As I made my answer I was stabbed by the memory of the words that Gregory Goodloe had said to me on that day in the garden: "Separated from you, you going one way and I another, I can do nothing. You short-circuit my force—I am helpless without you." And he had been inviting me into the work for which he had been ordained into the holy Church of Christ. I felt myself groping blindly into the futility of my own life, and I was sick at heart.

"And if that is so, I would be still more frightened," Jessie said, gazing at me with dismayed and honest affection.

"Don't let's talk about it," I answered her and took up my sewing. At that moment and from that moment I cast myself into the whole whirl of activities in Goodloets and gave myself no more time or strength for self-communion. I was fleeing, and from what I dared not know.

And it was a busy month that stretched from August through September. Nickols said it would be his last fling at the old town and he proposed to leave his mark on its mossy sides. And he did.

In the first place money was pouring into little old Goodloets from three huge sources. The little one-horse tannery down by the river beyond the Settlement doubled, tripled and then quadrupled its capacity and next to it the little old saddle and harness factory in which Mr. Cockrell and old Mr. Sproul had been making saddles and harness since the days of the Confederacy, did the same and sent out consignment after consignment of saddles and bridles which were paid for in huge checks of Russian origin which almost paralyzed the Goodloets Bank and Trust Company and which worked pale Clive Harvey into the night until he managed to get young Henry Thornton in to assist him. His salary was raised three times until it was large enough to harbor Bessie and any number of small editions of them both, only she preferred to drink and dance and joy-ride with Hugh Payne, who could not have supported such a flowering by his own effort to have saved his own life and soul.

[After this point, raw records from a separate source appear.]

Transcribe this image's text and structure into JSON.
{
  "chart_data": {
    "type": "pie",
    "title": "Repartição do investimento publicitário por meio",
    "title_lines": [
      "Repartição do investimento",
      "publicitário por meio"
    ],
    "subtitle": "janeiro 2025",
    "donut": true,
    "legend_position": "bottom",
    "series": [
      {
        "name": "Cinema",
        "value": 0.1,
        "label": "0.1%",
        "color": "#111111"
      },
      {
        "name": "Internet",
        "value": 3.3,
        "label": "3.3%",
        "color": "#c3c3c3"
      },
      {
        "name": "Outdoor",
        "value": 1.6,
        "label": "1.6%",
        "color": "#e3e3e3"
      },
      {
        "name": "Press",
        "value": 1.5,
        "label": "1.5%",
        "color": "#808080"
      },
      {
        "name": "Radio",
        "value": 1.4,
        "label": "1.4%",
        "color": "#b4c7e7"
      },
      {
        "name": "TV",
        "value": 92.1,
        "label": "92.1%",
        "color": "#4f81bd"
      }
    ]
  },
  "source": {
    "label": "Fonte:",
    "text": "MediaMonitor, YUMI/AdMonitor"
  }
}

And then to burden poor Clive still further, Hampton Dibrell and Mr. Thornton hastily built huge pens over by the railroad and in these assembled hundreds and thousands of mules to be shipped through to France, which brought in return a steady stream of French francs to be translated into American dollars. Still further, Billy and Mark and Cliff, with Nickols' assistance, and the telegraph system, speculated in War Brides down on Wall Street until their individual bank accounts began to mount to giddy sums. Father and Mr. Sproul and more of the other men did likewise and Buford Cunningham got some spectacular returns from copper in Canada that Billy said would make Mrs. Buford Cunningham try to buy the Country Club outright for a summer home. And while there was prosperity in the Town the Settlement also had its share. Wages rose higher and higher and many of the women went to work at the machines in the saddle factory, leaving the care of the children to the old dames, which resulted in an added pandemonium in the Settlement streets.

"I don't know what is the matter. Goodloets is money mad," wailed Mother Spurlock, as she sank with weariness into the rocker on my porch one hot August afternoon. "The girls and the women are all at work and two babies have died this week from pure lack of mother's care, I might say mother's milk. Ed Jones' wife weaned her six-months'-old baby so she could go in the factory, and left it on condensed milk with old Mrs. Jones, who fed it incessantly and not at all cleanly. Now it is not expected to live. And they dance at the Last Chance until one o'clock almost every night. Is the world mad?"

"No, just prosperous, Mother Elsie," I answered her as I gave her a large fan and Dabney brought her a tall glass of very cold tea. "Little old Goodloets is having the same boom that the rest of America is getting from feeding and furnishing the rest of the warring world."

"Nickols Powers told me just last night that over two hundred thousand dollars would be spent on the improvements to this town in the next two months, counting the new schoolhouse, the restoration of the courthouse, the paving of the public square and the enlargement of the electric light plant. That doesn't count the money everybody is putting on their own private homes. That camp of workmen down by the river that Nickols has had sent down from the city has a hundred men in it now, and that is one thing that demoralizes the Settlement. Jacob Ensley has had that dance hall enlarged twice and he has employed George Spain to stand behind the bar. It is breaking Mrs. Spain's heart, but she is helpless, for George is being paid three dollars a day for being just where he wants to be. I don't know what to do. I firmly believe the town is mad, with only Gregory Goodloe to stand between it and God's wrath."

"What is he doing to stem the joy tide?" I asked with a laugh, for it did seem in a way funny to see one of the leading citizens of old Goodloets so distressed over its improvement and modernization through its enormous prosperity.